A resolução 343, um item de legislação que manifesta a preocupação do Congresso americano a respeito dos “relatos persistentes e credíveis da extração sistemática de órgãos, sancionada pelo Estado, de prisioneiros da consciência involuntários na República Popular da China”, foi aprovada por unanimidade na noite de 13 de junho, com discursos inflamados de membros do Congresso.

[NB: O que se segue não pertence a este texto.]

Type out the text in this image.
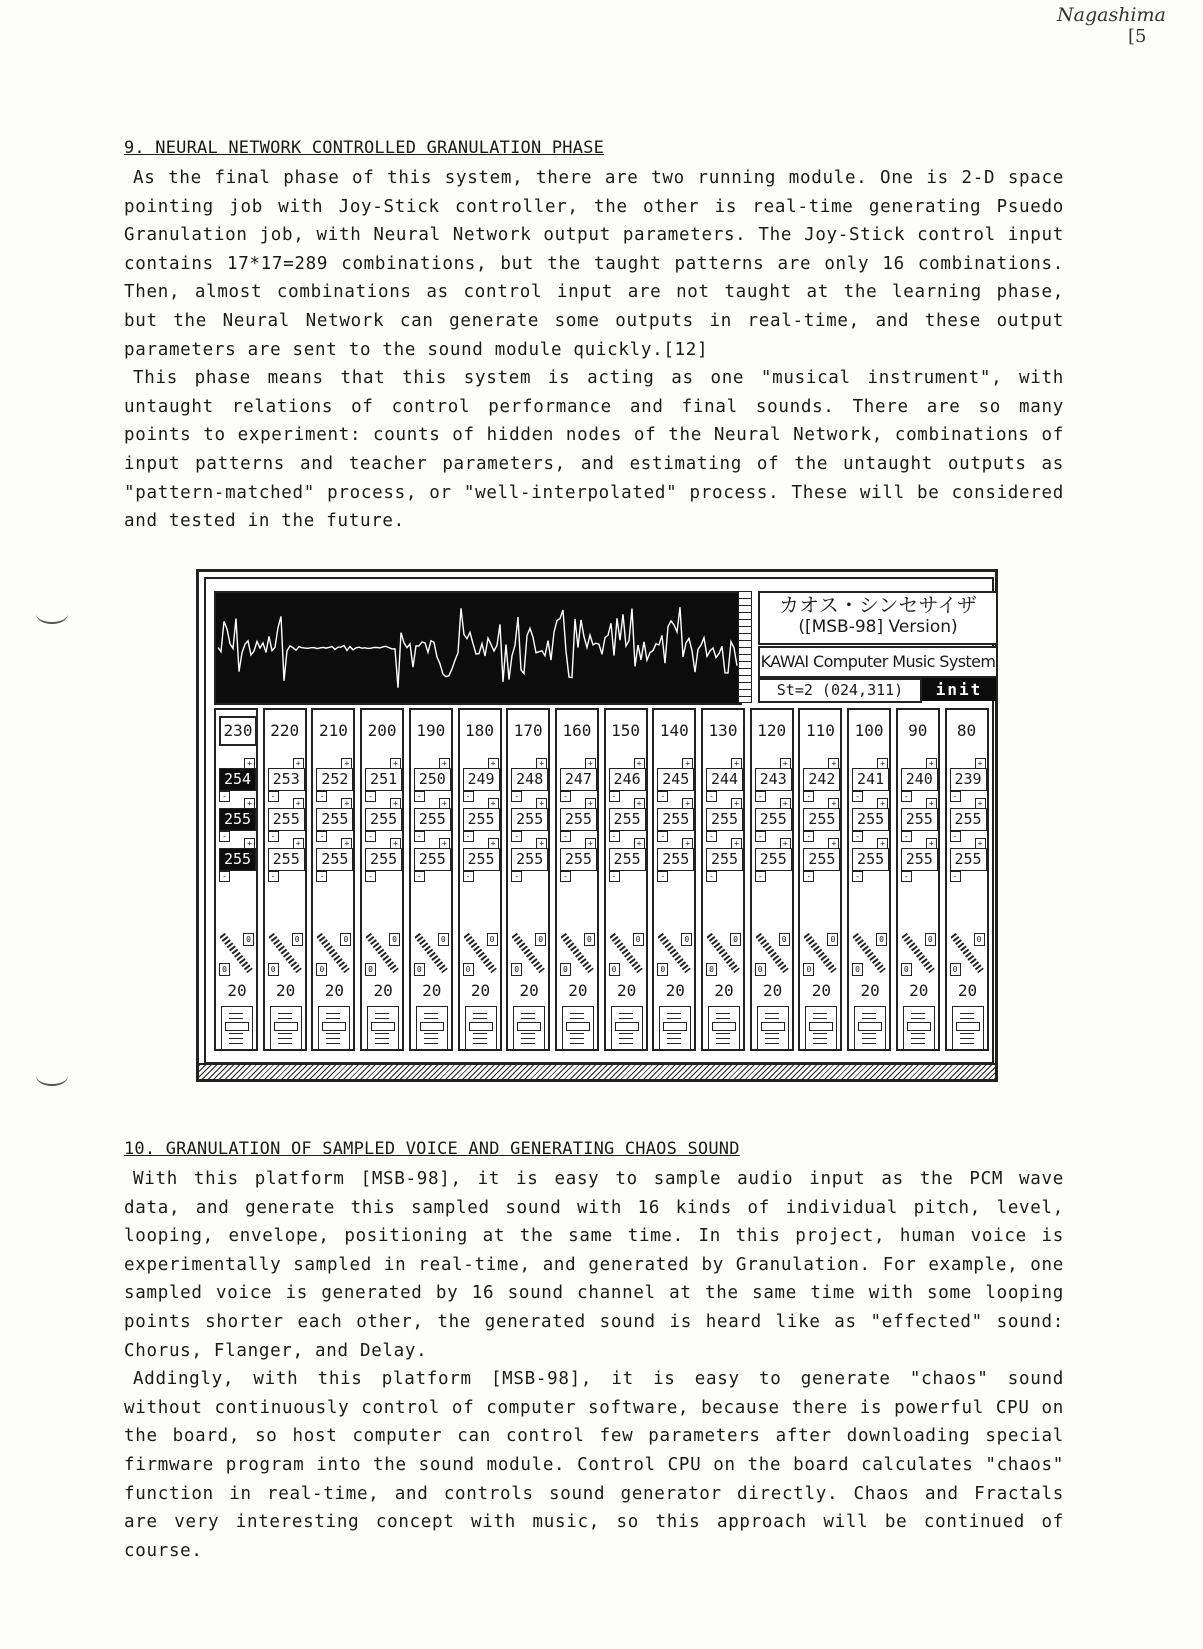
Nagashima
[5
9. NEURAL NETWORK CONTROLLED GRANULATION PHASE

As the final phase of this system, there are two running module. One is 2-D space pointing job with Joy-Stick controller, the other is real-time generating Psuedo Granulation job, with Neural Network output parameters. The Joy-Stick control input contains 17*17=289 combinations, but the taught patterns are only 16 combinations. Then, almost combinations as control input are not taught at the learning phase, but the Neural Network can generate some outputs in real-time, and these output parameters are sent to the sound module quickly.[12]

This phase means that this system is acting as one "musical instrument", with untaught relations of control performance and final sounds. There are so many points to experiment: counts of hidden nodes of the Neural Network, combinations of input patterns and teacher parameters, and estimating of the untaught outputs as "pattern-matched" process, or "well-interpolated" process. These will be considered and tested in the future.

カオス・シンセサイザ
([MSB-98] Version)
KAWAI Computer Music System
St=2 (024,311)	init
230
+
254
-
+
255
-
+
255
-
0
0
20
220
+
253
-
+
255
-
+
255
-
0
0
20
210
+
252
-
+
255
-
+
255
-
0
0
20
200
+
251
-
+
255
-
+
255
-
0
0
20
190
+
250
-
+
255
-
+
255
-
0
0
20
180
+
249
-
+
255
-
+
255
-
0
0
20
170
+
248
-
+
255
-
+
255
-
0
0
20
160
+
247
-
+
255
-
+
255
-
0
0
20
150
+
246
-
+
255
-
+
255
-
0
0
20
140
+
245
-
+
255
-
+
255
-
0
0
20
130
+
244
-
+
255
-
+
255
-
0
0
20
120
+
243
-
+
255
-
+
255
-
0
0
20
110
+
242
-
+
255
-
+
255
-
0
0
20
100
+
241
-
+
255
-
+
255
-
0
0
20
90
+
240
-
+
255
-
+
255
-
0
0
20
80
+
239
-
+
255
-
+
255
-
0
0
20
10. GRANULATION OF SAMPLED VOICE AND GENERATING CHAOS SOUND

With this platform [MSB-98], it is easy to sample audio input as the PCM wave data, and generate this sampled sound with 16 kinds of individual pitch, level, looping, envelope, positioning at the same time. In this project, human voice is experimentally sampled in real-time, and generated by Granulation. For example, one sampled voice is generated by 16 sound channel at the same time with some looping points shorter each other, the generated sound is heard like as "effected" sound: Chorus, Flanger, and Delay.

Addingly, with this platform [MSB-98], it is easy to generate "chaos" sound without continuously control of computer software, because there is powerful CPU on the board, so host computer can control few parameters after downloading special firmware program into the sound module. Control CPU on the board calculates "chaos" function in real-time, and controls sound generator directly. Chaos and Fractals are very interesting concept with music, so this approach will be continued of course.
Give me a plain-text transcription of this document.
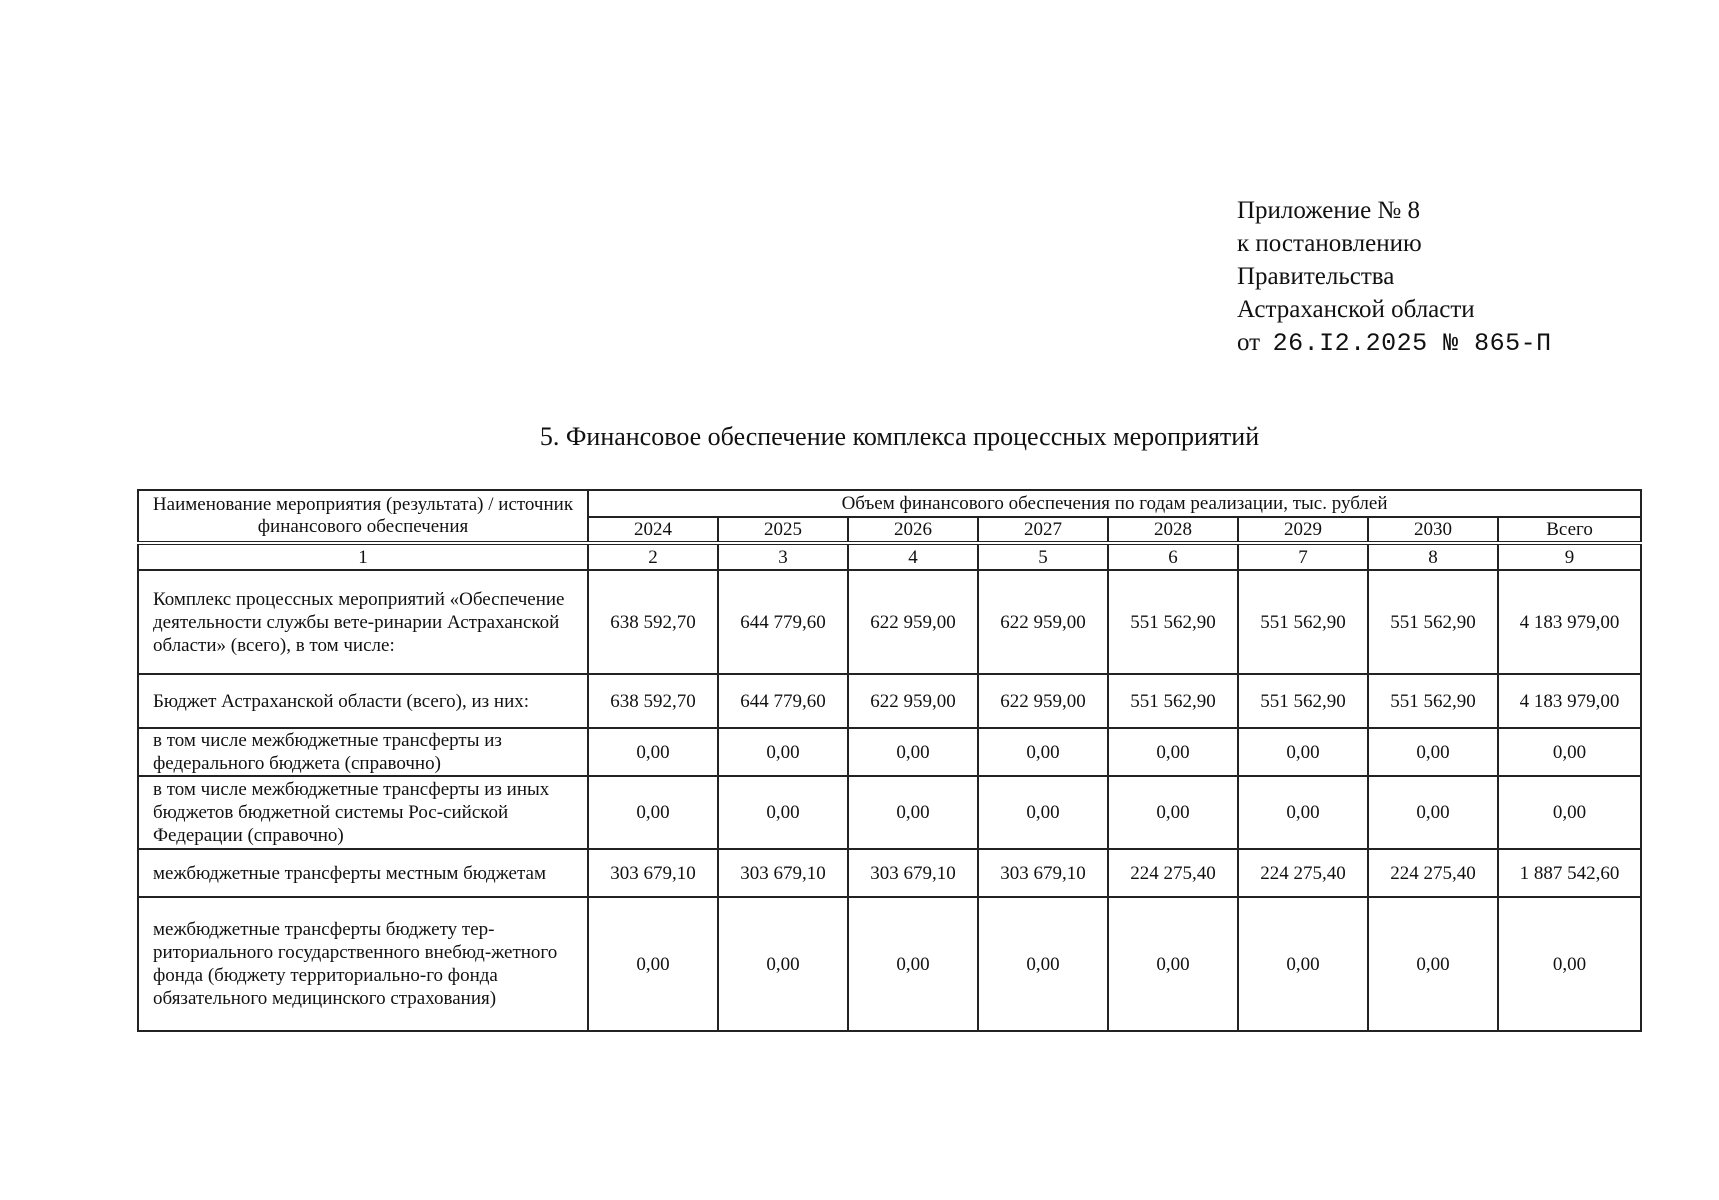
Приложение № 8
к постановлению
Правительства
Астраханской области
от 26.I2.2025 № 865-П
5. Финансовое обеспечение комплекса процессных мероприятий
Наименование мероприятия (результата) / источник финансового обеспечения	Объем финансового обеспечения по годам реализации, тыс. рублей							
	2024	2025	2026	2027	2028	2029	2030	Всего
1	2	3	4	5	6	7	8	9
Комплекс процессных мероприятий «Обеспечение деятельности службы вете-ринарии Астраханской области» (всего), в том числе:	638 592,70	644 779,60	622 959,00	622 959,00	551 562,90	551 562,90	551 562,90	4 183 979,00
Бюджет Астраханской области (всего), из них:	638 592,70	644 779,60	622 959,00	622 959,00	551 562,90	551 562,90	551 562,90	4 183 979,00
в том числе межбюджетные трансферты из федерального бюджета (справочно)	0,00	0,00	0,00	0,00	0,00	0,00	0,00	0,00
в том числе межбюджетные трансферты из иных бюджетов бюджетной системы Рос-сийской Федерации (справочно)	0,00	0,00	0,00	0,00	0,00	0,00	0,00	0,00
межбюджетные трансферты местным бюджетам	303 679,10	303 679,10	303 679,10	303 679,10	224 275,40	224 275,40	224 275,40	1 887 542,60
межбюджетные трансферты бюджету тер-риториального государственного внебюд-жетного фонда (бюджету территориально-го фонда обязательного медицинского страхования)	0,00	0,00	0,00	0,00	0,00	0,00	0,00	0,00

“Esta legislação é um passo importante em trazer responsabilidade e transparência para um dos grandes crimes do século 21: o esforço de 17 anos para eliminar [a] prática do Falun Gong na China”, disse o congressista Chris Smith, copatrocinador da resolução. “Eu acredito fortemente que a campanha para erradicar o Falun Gong será vista como um dos grandes horrores.”
A congressista Ileana Ros-Lehtinen, que introduziu a resolução, disse que “condena a política contínua e abominável da China de extrair sem consentimento os órgãos de prisioneiros da consciência e de minorias étnicas e religiosas… uma política doentia e antiética [que] deve parar.”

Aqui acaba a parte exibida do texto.